Please check below my code in order to understand if key is ArrayList in Map and how JVM will do it for inputs:
here i write hashCode and equals method for TesthashCodeEquals class.
package com.msq;
import java.util.ArrayList;
import java.util.HashMap;
import java.util.List;
import java.util.Map;
class TesthashCodeEquals {
private int a;
private int b;
public TesthashCodeEquals() {
// TODO Auto-generated constructor stub
}
public TesthashCodeEquals(int a, int b) {
super();
this.a = a;
this.b = b;
}
public int getA() {
return a;
}
public void setA(int a) {
this.a = a;
}
public int getB() {
return b;
}
public void setB(int b) {
this.b = b;
}
public int hashCode() {
return this.a + this.b;
}
public boolean equals(Object o) {
if (o instanceof TesthashCodeEquals && o != null) {
TesthashCodeEquals c = (TesthashCodeEquals) o;
return ((this.a == c.a) && (this.b == c.b));
} else
return false;
}
}
public class HasCodeEquals {
public static void main(String[] args) {
Map<List<TesthashCodeEquals>, String> m = new HashMap<>();
List<TesthashCodeEquals> list1=new ArrayList<>();
list1.add(new TesthashCodeEquals(1, 2));
list1.add(new TesthashCodeEquals(3, 4));
List<TesthashCodeEquals> list2=new ArrayList<>();
list2.add(new TesthashCodeEquals(10, 20));
list2.add(new TesthashCodeEquals(30, 40));
List<TesthashCodeEquals> list3=new ArrayList<>();
list3.add(new TesthashCodeEquals(1, 2));
list3.add(new TesthashCodeEquals(3, 4));
m.put(list1, "List1");
m.put(list2, "List2");
m.put(list3, "List3");
for(Map.Entry<List<TesthashCodeEquals>,String> entry:m.entrySet()){
for(TesthashCodeEquals t:entry.getKey()){
System.out.print("value of a: "+t.getA()+", value of b: "+t.getB()+", map value is:"+entry.getValue() );
System.out.println();
}
System.out.println("######################");
}
}
}
.
output:
value of a: 10, value of b: 20, map value is:List2
value of a: 30, value of b: 40, map value is:List2
######################
value of a: 1, value of b: 2, map value is:List3
value of a: 3, value of b: 4, map value is:List3
######################
so this will check the number of objects in List and the values of valriabe in object. if number of objects are same and the values of instance variables is also same then it will consider duplicate key and override the key.

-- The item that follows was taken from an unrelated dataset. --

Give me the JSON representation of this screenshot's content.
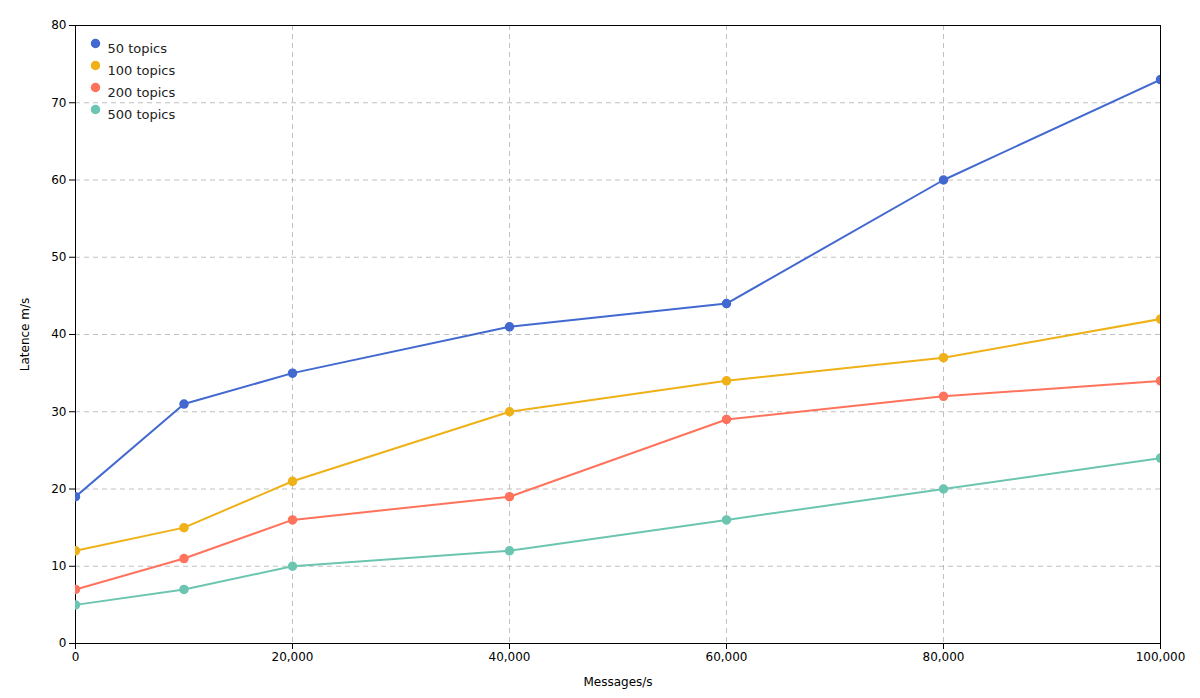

now if i change only the value of object on list3
list3.add(new TesthashCodeEquals(2, 2));
then it will print:
output
value of a: 2, value of b: 2, map value is:List3
value of a: 3, value of b: 4, map value is:List3
######################
value of a: 10, value of b: 20, map value is:List2
value of a: 30, value of b: 40, map value is:List2
######################
value of a: 1, value of b: 2, map value is:List1
value of a: 3, value of b: 4, map value is:List1
######################
so that It always check the number of objects in List and the value of instance variable of object.
thanks
ArrayList.equals() is inherited from java.lang.Object - therefore equals() on ArrayList is independent of the content of the list.
If you want to use an ArrayList as a map key, you will need to override equals() and hashcode() in order to make two arraylists with the same content in the same order return true on a call to equals() and return the same hashcode on a call to hashcode().
Is there any particular reason you have to use an ArrayList as opposed to say a simple String as the key?
edit: Ignore me, as Joachim Sauer pointed out below, I am so wrong it's not even funny.